The Just In Time model is highly problematic as the factories will compile 200 plus page documents in under 3 days packaging together previously created forecasts based on data that could very well be AI impacted along with data and content collected, synthesized and summarized utilizing these tools.  And with the goal of having a report available for just about any subject or segment it is impossible for report factories to avoid these practices.

 

It also isn’t possible for a firm to produce 800 reports a year despite what they list on their website.  The economics simply don’t prove out.  A production output at that level normally requires 200 people in research, forecasting and analysis, especially if the firm sells 200-page reports.  Add in the sales, marketing, production, management and overhead and even with offshore labor benefits the company must generate nearly $8 million a year in revenue to break even.

 

AI tools are a way for them to shave costs while giving the illusion of extensive product offering and market coverage via a team of analysts that are not obvious to anyone.

 

Many companies buy reports for 3rd party validation of market sizing, investment justifications, internal funding, M&A, or market perspectives.

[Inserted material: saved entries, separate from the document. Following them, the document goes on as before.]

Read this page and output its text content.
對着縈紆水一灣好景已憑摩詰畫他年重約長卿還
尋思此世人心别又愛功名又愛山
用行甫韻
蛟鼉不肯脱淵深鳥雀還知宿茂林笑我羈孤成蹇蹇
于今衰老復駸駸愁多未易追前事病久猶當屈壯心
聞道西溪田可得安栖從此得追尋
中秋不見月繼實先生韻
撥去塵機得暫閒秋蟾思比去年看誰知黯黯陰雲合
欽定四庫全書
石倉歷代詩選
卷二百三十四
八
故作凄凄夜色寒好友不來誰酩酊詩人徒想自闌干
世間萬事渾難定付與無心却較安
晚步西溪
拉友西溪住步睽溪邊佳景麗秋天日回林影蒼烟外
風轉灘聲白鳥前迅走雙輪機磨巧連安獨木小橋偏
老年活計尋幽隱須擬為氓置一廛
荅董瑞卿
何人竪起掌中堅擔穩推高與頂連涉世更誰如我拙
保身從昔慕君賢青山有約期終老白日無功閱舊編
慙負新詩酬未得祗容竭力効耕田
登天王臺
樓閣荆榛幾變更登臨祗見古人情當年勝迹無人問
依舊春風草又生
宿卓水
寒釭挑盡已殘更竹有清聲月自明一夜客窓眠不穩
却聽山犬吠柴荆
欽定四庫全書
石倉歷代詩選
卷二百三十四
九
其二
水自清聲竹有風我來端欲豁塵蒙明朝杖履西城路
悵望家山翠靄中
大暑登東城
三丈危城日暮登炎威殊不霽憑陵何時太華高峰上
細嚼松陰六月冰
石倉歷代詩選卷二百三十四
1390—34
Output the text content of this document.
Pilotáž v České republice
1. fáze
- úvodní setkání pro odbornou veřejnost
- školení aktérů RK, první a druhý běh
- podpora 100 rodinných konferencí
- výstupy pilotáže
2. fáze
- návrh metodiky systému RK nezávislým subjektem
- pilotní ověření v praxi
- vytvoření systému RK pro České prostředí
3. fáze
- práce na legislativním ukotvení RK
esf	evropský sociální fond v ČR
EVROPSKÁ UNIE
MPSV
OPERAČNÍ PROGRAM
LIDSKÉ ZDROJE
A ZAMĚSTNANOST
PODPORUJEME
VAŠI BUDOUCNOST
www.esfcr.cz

Given the issues with AI and the low standards employed by market research factories, how can a buyer or internal user feel confident in the content or numbers produced by factories or even know what they are getting though?

 

The answer…

Work with established research brands where the buyer is able understand the vendor’s database, research methodology and the analysts writing the report.  Quality firms can produce the analysts and present their processes in an obvious way, factories cannot.

 

Buy directly from reputable brands and avoid the factories and the resellers who carry these products.  While I am aware that some companies do screen the publishers, if the products sell then they stay in their catalogues.

 

If the report is not available when the buyer inquires, don’t wait 3-5 days for a scrape and compilation job. That should tell the buyer the product is a factory job.

 

Master the AI tools internally and not only make sure that the data and content sources are up to user standard but do your part to avoid supporting firms that lessen the value that good firms provide.